Groundless complaints against judges and magistrates undoubtedly can be an annoyance for them. But a bill designed to deter such complaints amounts to using a sledgehammer to kill a fly.
More than 280 complaints a year have been filed by residents against judges and magistrates for the past three fiscal years. But more than 80 percent of those complaints ultimately are dismissed, according to judicial records.
Screening and evaluating each of those complaints requires considerable time and effort. And the process can be an inconvenience for judges.
But a bill that passed the S.C. House and is being considered in the S.C. Senate could send people who file formal complaints against a state judge behind bars for up to a year. Under the bill’s provisions, anyone who willfully files a groundless complaint against a judge could be convicted of a misdemeanor and face up to a year in jail and a fine of $1,000.

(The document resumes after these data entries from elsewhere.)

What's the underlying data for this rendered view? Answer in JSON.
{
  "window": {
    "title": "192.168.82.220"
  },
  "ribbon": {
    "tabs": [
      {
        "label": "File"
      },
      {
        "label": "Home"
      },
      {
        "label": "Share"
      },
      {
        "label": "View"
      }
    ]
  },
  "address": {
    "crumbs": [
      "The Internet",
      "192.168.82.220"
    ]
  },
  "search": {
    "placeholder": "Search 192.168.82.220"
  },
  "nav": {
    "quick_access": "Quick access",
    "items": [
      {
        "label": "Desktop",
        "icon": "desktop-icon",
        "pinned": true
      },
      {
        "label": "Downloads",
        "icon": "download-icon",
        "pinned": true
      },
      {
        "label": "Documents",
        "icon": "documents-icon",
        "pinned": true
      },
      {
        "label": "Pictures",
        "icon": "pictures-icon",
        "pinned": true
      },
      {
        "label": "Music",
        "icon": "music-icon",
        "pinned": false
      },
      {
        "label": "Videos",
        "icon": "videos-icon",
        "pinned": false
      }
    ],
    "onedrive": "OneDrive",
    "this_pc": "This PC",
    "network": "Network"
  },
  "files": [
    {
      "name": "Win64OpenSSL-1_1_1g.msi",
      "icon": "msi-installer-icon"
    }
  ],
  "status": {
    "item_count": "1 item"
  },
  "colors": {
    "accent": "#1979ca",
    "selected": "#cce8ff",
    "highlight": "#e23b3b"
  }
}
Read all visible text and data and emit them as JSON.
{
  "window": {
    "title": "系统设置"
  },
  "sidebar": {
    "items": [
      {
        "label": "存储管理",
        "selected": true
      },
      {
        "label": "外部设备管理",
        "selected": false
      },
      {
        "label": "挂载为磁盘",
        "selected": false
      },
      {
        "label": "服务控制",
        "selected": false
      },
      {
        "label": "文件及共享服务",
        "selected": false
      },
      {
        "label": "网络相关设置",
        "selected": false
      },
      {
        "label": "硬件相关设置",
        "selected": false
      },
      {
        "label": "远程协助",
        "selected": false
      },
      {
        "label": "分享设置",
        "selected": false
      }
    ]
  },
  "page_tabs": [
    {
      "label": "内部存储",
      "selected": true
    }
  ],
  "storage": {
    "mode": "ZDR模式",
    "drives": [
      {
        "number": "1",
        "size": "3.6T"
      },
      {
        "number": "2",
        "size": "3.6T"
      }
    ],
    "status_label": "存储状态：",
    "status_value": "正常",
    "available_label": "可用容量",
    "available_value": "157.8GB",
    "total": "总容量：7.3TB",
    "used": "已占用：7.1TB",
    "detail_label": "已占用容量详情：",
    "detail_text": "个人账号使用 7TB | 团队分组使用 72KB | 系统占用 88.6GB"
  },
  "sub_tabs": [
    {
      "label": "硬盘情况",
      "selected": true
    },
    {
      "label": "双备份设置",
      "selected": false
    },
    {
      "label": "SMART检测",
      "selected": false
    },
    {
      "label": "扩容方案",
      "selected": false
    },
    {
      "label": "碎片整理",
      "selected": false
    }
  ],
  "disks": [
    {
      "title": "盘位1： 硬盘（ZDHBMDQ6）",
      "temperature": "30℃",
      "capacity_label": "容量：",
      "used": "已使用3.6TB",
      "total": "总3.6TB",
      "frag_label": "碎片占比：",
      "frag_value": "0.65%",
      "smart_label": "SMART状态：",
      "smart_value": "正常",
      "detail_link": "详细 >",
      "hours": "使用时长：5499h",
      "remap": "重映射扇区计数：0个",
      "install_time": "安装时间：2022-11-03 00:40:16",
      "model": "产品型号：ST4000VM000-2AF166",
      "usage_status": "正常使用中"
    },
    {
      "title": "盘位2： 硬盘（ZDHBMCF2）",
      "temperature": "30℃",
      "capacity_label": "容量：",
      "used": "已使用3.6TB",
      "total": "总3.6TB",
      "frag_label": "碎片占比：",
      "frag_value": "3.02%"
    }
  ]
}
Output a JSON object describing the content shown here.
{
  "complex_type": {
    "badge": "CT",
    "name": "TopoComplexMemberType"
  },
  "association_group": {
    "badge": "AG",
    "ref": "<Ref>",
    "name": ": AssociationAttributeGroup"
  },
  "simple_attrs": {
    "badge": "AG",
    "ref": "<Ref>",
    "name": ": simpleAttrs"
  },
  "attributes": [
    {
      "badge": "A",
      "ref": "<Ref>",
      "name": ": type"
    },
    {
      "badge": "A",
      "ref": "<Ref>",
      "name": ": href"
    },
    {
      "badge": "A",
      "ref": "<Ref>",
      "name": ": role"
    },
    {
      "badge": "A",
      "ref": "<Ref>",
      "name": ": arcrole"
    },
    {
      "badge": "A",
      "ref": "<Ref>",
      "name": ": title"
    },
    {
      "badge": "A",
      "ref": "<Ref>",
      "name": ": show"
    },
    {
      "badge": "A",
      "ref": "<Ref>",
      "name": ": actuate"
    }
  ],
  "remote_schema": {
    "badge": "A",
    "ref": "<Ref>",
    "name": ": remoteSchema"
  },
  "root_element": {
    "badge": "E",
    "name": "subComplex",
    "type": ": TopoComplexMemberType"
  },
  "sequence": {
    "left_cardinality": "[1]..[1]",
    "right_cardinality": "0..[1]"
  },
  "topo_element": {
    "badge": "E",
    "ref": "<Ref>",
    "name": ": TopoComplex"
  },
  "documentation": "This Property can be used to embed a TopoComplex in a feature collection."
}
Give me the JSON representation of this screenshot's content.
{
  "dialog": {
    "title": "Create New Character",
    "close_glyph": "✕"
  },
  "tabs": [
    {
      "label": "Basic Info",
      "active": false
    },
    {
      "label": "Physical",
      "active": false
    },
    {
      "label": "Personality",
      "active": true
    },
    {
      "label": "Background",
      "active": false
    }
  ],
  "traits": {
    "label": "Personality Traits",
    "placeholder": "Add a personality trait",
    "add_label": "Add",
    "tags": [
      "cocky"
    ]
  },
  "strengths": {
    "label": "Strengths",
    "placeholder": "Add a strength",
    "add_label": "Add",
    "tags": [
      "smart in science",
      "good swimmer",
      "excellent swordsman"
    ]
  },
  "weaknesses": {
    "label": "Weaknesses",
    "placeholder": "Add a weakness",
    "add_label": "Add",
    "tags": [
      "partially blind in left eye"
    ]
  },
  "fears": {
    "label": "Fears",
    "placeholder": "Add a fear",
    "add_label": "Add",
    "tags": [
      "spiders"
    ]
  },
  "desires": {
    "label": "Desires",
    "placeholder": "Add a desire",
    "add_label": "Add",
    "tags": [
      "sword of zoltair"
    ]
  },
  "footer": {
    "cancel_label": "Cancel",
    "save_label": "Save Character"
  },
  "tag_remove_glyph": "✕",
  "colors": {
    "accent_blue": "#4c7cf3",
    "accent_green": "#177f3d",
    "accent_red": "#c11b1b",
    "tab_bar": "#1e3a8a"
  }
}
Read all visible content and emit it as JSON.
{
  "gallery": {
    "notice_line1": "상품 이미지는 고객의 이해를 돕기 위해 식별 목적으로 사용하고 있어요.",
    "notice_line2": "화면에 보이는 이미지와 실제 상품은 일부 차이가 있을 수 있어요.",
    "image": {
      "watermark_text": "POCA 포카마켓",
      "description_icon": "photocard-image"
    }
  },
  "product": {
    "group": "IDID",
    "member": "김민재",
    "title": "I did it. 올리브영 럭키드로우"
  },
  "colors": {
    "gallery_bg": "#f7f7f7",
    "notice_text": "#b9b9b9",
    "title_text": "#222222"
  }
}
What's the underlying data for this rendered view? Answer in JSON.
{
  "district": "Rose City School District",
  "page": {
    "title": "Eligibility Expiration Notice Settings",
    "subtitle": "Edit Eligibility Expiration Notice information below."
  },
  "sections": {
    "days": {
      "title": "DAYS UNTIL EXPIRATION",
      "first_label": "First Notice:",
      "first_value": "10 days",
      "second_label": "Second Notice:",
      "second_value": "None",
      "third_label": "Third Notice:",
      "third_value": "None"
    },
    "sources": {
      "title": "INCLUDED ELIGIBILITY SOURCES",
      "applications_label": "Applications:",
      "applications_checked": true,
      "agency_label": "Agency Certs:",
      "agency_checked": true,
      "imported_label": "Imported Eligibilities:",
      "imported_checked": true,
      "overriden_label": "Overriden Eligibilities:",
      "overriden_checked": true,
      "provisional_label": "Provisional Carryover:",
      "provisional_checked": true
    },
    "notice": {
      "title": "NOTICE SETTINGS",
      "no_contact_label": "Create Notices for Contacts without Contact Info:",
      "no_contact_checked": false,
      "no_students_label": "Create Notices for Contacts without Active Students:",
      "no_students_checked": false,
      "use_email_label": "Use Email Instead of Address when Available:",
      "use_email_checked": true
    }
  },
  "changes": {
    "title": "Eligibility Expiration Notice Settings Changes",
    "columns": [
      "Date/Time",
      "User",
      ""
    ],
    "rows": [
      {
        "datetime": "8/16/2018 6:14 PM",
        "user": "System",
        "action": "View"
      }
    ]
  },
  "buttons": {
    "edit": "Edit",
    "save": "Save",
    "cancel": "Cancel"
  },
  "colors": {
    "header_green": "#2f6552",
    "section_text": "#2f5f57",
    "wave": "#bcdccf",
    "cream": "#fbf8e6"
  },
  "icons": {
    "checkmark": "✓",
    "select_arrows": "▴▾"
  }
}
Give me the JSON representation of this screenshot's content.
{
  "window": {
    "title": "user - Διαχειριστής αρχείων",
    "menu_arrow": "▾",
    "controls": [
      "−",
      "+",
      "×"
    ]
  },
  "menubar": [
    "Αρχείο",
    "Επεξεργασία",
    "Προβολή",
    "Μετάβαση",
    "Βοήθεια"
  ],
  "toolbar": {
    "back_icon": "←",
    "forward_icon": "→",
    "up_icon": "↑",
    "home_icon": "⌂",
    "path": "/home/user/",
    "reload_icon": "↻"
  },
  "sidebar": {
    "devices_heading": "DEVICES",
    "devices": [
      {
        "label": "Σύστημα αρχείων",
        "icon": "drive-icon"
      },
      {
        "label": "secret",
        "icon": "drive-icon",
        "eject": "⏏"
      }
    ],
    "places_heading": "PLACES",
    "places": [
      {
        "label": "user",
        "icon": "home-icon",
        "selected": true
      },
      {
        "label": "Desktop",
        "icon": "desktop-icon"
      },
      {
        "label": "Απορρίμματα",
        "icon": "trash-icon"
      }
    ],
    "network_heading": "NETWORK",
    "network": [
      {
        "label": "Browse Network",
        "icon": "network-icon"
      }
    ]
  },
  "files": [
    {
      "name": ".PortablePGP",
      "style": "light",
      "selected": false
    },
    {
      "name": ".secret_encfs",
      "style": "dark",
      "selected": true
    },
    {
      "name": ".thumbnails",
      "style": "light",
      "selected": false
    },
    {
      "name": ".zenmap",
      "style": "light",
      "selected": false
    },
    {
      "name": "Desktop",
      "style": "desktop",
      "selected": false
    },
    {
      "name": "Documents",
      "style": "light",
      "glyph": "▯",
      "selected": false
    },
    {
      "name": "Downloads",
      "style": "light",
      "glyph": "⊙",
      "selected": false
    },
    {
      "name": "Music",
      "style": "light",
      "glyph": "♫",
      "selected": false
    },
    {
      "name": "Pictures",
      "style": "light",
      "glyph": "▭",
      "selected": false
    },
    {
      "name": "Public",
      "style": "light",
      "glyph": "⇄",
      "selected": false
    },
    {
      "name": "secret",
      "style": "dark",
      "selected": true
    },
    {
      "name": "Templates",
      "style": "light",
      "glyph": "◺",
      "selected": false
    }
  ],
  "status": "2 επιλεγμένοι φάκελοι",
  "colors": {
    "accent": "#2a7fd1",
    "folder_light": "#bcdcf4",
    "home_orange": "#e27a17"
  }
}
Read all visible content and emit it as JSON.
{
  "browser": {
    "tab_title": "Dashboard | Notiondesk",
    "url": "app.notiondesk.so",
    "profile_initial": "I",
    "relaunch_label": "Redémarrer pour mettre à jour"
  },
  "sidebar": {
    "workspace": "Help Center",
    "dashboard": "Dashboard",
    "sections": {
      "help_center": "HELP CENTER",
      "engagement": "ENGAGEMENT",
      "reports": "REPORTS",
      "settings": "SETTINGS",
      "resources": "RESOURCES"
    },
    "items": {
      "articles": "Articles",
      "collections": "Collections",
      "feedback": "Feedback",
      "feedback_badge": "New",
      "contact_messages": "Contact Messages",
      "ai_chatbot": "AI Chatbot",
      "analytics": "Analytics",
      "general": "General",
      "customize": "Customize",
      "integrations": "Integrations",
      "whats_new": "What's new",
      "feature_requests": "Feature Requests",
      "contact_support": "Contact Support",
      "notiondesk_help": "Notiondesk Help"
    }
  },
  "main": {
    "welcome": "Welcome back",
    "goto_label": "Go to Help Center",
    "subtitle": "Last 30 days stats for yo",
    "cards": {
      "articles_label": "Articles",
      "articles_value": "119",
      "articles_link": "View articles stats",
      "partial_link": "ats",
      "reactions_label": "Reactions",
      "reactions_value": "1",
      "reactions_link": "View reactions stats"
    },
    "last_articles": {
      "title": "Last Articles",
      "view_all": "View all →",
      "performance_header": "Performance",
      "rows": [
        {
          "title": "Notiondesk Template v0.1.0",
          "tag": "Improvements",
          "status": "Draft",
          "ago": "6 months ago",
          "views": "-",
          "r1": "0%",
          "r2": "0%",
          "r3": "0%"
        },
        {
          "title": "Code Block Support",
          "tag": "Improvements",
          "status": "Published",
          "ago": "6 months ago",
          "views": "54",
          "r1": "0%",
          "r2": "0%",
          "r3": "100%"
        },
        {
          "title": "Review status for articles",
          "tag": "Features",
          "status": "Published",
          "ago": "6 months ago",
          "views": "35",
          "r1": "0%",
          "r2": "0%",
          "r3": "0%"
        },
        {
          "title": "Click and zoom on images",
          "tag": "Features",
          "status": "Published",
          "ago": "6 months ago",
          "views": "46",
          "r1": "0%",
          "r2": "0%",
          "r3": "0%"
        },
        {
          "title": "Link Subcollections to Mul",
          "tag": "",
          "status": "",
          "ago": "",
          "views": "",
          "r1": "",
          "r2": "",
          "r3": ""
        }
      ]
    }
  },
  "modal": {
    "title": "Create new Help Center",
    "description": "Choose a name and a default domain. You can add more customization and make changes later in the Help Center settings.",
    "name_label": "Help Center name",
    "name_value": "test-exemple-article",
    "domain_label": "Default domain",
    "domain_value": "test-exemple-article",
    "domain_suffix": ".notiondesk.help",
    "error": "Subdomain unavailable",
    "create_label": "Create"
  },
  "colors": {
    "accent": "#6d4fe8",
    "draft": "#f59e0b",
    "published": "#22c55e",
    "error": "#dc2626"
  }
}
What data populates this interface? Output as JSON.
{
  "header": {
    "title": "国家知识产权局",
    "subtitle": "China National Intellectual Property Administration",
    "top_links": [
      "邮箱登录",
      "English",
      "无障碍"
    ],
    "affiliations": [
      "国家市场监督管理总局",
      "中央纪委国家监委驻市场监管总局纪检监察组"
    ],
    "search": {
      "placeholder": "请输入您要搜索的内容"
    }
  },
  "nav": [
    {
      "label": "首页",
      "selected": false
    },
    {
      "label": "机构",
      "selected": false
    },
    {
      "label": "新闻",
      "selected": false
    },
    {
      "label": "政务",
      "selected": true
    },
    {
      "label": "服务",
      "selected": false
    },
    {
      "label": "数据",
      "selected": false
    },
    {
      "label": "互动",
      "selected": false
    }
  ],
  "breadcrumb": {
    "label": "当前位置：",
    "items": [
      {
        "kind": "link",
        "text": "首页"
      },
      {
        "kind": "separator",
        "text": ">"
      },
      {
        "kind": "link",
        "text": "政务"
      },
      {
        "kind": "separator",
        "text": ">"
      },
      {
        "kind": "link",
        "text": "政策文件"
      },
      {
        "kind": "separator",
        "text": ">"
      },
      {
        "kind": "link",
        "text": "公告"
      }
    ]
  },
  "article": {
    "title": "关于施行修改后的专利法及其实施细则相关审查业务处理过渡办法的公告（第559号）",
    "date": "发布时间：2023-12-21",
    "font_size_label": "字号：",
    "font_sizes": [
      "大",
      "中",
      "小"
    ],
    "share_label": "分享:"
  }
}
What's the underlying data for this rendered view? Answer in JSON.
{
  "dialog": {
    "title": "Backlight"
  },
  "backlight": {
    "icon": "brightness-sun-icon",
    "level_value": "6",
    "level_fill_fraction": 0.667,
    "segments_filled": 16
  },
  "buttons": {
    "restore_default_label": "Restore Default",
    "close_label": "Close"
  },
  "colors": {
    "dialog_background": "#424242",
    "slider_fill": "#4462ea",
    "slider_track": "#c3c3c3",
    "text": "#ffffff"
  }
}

And if officials really want to punish someone who files a groundless complaint against a judge, under this bill they also could assess a civil penalty against the person of up to $1,000.
Opponents say the punishment could have a chilling effect on the public’s right to file such complaints. That is an understatement; a law that severe could shut down even legitimate complaints.
The free speech standards set 50 years ago by the U.S. Supreme Court allow greater latitude regarding statements about public figures, said South Carolina Press Association Executive Director Bill Rogers. Americans don’t have to be 100 percent correct when they make statements about public officials, including judges.
In addition, many Americans are incapable of fully evaluating the legitimacy of their own complaints and deciding whether they are groundless under the law. The effect of this bill would go beyond encouraging restraint on the part of those making the complaints to compelling them to remain silent.
While unfounded complaints are a nuisance, judges must be held accountable for their actions. We think the current screening process for complaints accomplishes that in an open and transparent way, and any effort to discourage complaints with threats of long jail sentences and heavy fines would be counterproductive.
Some lawmakers, including some who support the bill, say they are doubtful the provisions that criminalize residents’ complaints against a judge will be retained in the final version of the bill. We hope they’re right.